Equal pay is a key element of Article 11 of CEDAW, and the Concluding Observations welcomed the partial progress on encouraging large firms to publish their pay gaps through pay transparency measures introduced by UK Government. They also, however, highlighted their concerns that “women belonging to marginalized groups continue to face obstacles in gaining access to employment and are concentrated in low-paying job sectors”. In March 2019, on International Women’s Day, the Scottish Government launched Scotland’s first pay gap action plan ‘A Fairer Scotland For Women’, which is bold and well gendered. Signatories to Scotland’s Business Pledge are also required to go further than UK pay transparency measures in setting out, explaining, and acting to tackle their gender pay gaps.
Austerity was a key theme in both the Scottish and UK-wide shadow reports, and the CEDAW Committee recommended that the UK undertake a comprehensive assessment on the impact of austerity measures on the rights of women and adopt measures to mitigate and remedy the negative consequences without delay. While the UK Government has made no moves towards this, the conversation around social security in Scotland has a different tone, and the new social security agency has committed to intersectional data-collection that would enable this kind of analysis. It has also agreed to use its powers for administrative flexibility on social security to make individual payments of Universal Credit to members in a household, rather than a regressive ‘household payment’.
As well as being an explicit recommendation in the CEDAW Concluding Observations, the incorporation of CEDAW into Scots law has been a key ask of Engender for some decades. Engender published a our Holyrood Manifesto making a specific call for incorporation in 2016, and this was also a recommendation of the First Minister’s National Advisory Council on Women and Girls in 2018. The First Minister’s Advisory Group on Human Rights Leadership made a recommendation that a range of instruments, including CEDAW, be incorporated in 2018. The Scottish Government has made progress on this recommendation, announcing in June 2019 the creation of a National Taskforce for Human Rights Leadership to oversee work for human rights legislation covering all areas of devolved responsibility. The Programme for Government 2019-20 included incorporation of the UN Convention on the Rights of the Child, and the Scottish Government has committed to incorporation of rights belonging to women.

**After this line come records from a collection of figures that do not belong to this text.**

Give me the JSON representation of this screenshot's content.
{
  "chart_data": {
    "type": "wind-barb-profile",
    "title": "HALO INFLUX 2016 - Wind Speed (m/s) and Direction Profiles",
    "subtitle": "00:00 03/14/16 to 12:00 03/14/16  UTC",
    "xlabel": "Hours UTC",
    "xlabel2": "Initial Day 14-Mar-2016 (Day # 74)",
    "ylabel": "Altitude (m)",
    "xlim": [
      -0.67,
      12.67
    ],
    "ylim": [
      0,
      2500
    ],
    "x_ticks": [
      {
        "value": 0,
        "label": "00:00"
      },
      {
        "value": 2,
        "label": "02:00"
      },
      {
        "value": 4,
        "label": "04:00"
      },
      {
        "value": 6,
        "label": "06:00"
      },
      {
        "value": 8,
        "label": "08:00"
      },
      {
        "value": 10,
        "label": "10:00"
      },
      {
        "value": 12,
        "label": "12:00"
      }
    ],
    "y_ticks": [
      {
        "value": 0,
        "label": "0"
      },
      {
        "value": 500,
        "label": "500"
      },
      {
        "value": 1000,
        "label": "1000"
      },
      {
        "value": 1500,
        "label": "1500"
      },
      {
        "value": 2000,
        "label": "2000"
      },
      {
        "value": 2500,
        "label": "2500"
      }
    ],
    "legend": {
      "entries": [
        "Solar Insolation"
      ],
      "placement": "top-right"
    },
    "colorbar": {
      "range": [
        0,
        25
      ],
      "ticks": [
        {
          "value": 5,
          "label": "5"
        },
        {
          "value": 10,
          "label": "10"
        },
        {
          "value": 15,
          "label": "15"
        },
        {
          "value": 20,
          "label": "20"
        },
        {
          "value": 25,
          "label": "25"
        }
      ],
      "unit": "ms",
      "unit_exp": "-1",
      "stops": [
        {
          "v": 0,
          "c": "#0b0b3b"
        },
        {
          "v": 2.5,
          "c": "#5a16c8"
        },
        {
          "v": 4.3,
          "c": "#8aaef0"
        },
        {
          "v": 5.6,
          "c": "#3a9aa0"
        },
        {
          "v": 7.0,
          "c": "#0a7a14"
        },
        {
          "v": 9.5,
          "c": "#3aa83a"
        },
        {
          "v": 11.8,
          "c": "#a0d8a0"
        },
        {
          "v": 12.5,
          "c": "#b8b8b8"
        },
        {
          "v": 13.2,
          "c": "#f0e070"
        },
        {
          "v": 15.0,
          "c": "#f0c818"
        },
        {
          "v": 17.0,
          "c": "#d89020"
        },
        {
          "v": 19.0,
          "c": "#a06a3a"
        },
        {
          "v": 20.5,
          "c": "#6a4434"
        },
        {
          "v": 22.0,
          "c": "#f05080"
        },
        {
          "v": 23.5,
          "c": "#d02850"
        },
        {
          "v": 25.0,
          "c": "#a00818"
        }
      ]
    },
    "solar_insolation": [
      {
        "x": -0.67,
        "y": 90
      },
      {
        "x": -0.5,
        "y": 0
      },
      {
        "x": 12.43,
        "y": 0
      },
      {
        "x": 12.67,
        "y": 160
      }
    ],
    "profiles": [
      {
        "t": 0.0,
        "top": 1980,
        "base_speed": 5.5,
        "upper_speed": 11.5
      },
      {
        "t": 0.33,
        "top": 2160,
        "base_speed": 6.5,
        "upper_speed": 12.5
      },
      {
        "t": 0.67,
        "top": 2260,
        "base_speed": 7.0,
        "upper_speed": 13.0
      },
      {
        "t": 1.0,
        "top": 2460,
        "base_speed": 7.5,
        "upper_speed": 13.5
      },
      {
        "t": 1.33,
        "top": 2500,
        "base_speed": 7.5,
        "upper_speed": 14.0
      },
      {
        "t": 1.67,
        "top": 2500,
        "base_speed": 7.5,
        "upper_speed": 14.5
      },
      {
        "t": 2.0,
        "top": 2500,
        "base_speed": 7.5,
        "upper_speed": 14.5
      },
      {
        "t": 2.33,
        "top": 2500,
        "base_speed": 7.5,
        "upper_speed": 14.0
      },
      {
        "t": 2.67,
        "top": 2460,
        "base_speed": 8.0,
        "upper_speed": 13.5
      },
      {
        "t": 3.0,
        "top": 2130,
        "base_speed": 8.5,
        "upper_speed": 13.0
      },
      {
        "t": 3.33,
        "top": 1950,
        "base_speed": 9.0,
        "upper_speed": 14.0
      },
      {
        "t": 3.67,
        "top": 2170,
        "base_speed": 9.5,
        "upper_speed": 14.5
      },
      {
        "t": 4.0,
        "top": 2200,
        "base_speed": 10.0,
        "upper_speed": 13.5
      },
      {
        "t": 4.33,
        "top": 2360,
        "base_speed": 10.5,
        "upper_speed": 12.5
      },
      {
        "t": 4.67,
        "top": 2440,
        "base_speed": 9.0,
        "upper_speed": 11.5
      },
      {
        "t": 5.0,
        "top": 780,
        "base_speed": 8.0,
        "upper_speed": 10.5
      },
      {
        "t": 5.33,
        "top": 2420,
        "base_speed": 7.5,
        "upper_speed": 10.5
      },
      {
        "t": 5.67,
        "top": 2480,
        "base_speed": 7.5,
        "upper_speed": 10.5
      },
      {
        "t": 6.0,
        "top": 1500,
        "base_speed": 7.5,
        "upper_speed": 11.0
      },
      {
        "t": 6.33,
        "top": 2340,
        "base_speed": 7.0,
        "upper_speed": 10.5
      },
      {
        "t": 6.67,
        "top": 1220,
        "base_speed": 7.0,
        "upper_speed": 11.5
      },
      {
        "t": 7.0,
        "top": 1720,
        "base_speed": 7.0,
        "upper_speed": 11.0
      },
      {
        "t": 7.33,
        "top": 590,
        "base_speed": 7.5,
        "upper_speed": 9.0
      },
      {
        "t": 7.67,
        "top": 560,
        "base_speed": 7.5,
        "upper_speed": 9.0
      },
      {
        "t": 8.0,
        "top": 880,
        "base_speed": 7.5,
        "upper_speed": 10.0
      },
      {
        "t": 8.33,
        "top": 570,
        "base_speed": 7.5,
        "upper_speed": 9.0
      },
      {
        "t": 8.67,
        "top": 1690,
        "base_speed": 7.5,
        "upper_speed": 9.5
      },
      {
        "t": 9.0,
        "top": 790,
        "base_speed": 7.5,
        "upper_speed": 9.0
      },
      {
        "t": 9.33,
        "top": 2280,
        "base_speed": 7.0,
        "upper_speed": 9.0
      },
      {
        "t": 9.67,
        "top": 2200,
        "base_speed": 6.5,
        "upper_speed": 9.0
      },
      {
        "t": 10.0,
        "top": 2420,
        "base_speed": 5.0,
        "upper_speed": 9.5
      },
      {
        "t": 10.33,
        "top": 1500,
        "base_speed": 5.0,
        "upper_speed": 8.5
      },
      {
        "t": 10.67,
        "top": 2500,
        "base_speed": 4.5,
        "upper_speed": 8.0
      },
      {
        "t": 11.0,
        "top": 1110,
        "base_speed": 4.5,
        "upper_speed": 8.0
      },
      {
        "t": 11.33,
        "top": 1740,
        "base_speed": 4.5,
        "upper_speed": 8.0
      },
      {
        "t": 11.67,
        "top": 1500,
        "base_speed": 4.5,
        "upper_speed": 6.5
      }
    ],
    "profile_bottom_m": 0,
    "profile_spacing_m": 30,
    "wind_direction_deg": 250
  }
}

CEDAW sets out women’s rights to equality and non-discrimination. While this report has set out that Scotland is taking steps to recognize many of the rights included in CEDAW, while it exists only as an international treaty to which the Scottish Government is not directly accountable to, there is no legal obligation for them to act.

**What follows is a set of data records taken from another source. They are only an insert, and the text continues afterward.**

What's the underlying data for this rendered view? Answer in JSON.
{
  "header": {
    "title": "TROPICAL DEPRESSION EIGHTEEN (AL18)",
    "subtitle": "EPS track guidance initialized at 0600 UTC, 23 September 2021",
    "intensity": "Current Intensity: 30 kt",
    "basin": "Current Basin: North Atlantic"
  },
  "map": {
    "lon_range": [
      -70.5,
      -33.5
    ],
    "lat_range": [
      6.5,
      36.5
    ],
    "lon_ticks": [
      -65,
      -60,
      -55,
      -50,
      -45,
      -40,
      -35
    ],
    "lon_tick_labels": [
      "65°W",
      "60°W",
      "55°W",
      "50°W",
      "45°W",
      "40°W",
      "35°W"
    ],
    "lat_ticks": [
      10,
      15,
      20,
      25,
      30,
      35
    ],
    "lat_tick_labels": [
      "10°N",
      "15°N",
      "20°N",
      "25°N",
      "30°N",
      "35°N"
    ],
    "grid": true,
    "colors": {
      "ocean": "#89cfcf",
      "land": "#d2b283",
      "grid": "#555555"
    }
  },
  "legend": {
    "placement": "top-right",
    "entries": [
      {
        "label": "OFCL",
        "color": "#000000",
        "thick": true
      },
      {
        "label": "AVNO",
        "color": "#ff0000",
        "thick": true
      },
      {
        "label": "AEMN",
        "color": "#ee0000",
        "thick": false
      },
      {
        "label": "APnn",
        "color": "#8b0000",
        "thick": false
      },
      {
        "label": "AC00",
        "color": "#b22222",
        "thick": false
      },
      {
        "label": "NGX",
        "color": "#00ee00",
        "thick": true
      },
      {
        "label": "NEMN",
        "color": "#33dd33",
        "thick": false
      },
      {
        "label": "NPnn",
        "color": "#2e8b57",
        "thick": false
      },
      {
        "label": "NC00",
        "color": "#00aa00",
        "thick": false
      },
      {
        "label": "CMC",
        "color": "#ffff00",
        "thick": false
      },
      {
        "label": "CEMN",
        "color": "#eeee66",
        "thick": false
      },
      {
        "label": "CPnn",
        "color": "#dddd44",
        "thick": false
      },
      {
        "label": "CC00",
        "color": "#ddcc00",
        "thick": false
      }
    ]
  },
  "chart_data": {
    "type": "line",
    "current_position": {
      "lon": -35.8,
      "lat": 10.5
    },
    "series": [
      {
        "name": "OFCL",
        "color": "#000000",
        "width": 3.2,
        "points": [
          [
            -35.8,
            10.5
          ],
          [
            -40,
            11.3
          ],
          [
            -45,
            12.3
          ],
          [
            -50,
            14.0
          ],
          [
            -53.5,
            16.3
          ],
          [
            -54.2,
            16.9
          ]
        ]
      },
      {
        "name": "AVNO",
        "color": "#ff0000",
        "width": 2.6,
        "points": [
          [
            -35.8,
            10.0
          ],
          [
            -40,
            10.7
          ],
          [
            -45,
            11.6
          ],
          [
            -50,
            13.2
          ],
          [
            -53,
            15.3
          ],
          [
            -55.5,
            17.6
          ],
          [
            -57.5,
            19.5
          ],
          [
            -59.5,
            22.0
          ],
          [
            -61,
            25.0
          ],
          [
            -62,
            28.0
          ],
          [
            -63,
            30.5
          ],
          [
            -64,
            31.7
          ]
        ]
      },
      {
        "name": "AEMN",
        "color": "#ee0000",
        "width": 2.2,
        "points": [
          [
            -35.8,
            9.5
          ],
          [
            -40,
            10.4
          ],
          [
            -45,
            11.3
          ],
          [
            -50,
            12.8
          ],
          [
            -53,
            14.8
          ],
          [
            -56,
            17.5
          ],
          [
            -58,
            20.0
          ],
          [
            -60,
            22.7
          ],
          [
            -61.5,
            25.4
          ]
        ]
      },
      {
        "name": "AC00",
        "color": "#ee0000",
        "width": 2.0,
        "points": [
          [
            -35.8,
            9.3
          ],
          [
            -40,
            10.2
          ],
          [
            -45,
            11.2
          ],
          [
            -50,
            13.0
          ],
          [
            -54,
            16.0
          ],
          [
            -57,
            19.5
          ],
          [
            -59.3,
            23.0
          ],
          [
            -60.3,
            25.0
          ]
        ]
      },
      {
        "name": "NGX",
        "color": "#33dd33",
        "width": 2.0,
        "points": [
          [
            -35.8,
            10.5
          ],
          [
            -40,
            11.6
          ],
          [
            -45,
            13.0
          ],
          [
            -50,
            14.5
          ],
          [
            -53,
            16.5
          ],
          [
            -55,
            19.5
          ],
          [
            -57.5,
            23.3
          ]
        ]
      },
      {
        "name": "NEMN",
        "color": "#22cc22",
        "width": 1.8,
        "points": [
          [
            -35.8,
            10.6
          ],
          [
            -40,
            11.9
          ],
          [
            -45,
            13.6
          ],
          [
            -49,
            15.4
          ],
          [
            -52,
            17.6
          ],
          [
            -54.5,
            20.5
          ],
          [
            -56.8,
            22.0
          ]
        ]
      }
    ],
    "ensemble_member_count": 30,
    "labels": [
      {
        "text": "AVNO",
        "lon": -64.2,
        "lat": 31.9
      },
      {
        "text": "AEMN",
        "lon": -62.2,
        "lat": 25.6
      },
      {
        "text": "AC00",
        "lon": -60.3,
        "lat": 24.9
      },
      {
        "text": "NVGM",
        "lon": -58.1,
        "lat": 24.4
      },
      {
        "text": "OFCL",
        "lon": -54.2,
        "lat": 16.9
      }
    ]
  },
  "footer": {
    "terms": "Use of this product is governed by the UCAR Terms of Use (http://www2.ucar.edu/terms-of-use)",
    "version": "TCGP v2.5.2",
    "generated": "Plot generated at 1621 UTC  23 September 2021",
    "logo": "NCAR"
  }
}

Successive UK governments have failed to act despite repeated recommendations for CEDAW’s full incorporation into UK law by the CEDAW Committee. The incorporation of the rights enshrined in CEDAW into Scots Law would show both political commitment to women’s equality, and empower women to use the Scottish Courts to uphold their rights. Engender has produced a paper exploring incorporation of CEDAW here.

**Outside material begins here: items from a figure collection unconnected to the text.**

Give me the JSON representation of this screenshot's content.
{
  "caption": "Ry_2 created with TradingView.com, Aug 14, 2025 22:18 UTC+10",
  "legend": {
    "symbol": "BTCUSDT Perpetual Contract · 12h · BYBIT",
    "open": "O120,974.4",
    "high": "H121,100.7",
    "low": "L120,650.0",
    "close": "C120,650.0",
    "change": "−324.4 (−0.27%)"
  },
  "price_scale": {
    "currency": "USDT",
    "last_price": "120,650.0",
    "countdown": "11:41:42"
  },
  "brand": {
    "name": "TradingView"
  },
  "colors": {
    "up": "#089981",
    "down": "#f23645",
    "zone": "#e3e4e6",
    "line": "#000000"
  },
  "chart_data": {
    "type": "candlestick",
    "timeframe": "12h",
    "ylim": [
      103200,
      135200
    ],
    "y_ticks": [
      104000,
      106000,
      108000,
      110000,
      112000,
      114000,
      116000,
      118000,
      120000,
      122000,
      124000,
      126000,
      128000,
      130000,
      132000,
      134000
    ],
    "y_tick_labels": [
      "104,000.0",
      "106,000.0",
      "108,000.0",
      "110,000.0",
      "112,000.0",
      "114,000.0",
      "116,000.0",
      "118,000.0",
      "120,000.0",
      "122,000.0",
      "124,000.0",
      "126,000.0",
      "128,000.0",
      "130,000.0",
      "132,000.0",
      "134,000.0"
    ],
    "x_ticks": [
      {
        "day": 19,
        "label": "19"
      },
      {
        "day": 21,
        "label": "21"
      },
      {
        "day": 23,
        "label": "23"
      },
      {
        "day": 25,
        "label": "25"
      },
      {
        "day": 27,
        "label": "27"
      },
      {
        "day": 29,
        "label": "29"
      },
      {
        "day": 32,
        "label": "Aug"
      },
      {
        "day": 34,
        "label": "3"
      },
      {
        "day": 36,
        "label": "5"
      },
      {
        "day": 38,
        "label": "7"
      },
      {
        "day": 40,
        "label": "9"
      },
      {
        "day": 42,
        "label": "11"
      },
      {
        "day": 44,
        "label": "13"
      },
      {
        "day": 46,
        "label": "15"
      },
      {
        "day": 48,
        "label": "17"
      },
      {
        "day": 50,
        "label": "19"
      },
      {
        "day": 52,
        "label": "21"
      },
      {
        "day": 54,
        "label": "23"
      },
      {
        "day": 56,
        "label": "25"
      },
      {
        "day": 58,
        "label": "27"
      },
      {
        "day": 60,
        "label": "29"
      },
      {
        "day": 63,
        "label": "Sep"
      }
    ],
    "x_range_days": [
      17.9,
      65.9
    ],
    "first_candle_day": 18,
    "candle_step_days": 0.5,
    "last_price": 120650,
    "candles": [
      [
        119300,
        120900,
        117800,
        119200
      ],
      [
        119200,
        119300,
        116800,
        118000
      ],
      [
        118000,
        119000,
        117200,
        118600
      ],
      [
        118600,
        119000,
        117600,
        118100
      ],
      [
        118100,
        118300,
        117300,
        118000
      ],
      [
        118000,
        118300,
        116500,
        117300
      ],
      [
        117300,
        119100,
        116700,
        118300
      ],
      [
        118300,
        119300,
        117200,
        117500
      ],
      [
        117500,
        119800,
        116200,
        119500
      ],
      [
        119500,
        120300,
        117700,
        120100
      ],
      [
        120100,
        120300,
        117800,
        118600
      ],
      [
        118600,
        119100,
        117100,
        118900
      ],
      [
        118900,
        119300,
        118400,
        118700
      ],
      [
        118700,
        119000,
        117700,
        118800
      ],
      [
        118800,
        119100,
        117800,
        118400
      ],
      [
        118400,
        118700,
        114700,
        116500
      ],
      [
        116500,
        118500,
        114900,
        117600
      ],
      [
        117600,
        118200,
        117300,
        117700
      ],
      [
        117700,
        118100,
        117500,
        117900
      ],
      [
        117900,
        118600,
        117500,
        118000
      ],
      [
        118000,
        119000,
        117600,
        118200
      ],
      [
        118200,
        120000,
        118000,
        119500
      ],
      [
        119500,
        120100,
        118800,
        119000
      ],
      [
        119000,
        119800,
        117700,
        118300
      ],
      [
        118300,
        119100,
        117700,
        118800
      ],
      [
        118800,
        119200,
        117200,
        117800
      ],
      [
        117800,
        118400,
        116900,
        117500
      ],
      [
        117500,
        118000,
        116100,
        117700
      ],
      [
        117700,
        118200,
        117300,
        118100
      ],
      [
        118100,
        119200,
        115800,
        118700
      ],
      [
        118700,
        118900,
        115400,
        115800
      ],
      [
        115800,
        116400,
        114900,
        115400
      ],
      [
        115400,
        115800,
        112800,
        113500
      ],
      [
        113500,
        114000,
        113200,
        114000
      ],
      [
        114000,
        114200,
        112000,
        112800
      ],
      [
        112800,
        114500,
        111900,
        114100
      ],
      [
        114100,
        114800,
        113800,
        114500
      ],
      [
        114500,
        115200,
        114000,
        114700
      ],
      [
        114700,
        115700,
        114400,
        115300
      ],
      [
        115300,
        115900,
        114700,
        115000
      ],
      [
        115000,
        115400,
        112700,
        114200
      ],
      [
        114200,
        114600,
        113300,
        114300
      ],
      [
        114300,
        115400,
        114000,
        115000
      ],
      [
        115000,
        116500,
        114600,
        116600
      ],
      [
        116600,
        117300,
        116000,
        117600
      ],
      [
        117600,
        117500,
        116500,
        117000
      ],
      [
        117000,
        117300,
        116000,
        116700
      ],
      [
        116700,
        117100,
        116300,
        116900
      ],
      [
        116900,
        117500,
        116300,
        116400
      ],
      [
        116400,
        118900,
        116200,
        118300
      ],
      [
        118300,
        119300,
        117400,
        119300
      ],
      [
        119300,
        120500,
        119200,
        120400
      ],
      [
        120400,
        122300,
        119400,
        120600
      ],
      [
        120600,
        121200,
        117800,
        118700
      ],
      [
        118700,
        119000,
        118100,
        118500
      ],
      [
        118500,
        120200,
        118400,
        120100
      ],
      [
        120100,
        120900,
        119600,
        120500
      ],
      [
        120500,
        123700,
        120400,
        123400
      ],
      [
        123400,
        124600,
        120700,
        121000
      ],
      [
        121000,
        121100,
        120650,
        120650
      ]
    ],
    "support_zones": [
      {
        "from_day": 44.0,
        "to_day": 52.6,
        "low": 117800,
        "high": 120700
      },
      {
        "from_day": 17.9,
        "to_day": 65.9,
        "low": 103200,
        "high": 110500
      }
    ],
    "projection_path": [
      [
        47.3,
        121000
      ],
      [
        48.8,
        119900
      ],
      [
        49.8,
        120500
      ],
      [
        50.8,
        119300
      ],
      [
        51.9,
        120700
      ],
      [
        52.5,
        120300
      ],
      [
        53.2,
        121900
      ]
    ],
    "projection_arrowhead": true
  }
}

The Scottish Government has announced its intention to incorporate CEDAW into Scots Law as part of planned legislation, alongside a number of recommendations from the National Taskforce for Human Rights Leadership. The rights set out in CEDAW – including education, employment, health, public and political life – are under significant threat as a result of Brexit and over a decade of austerity, and incorporation will mean that women can claim our rights in our local court. Critically, public bodies – including Scottish Government - will need to make women’s substantive equality a reality.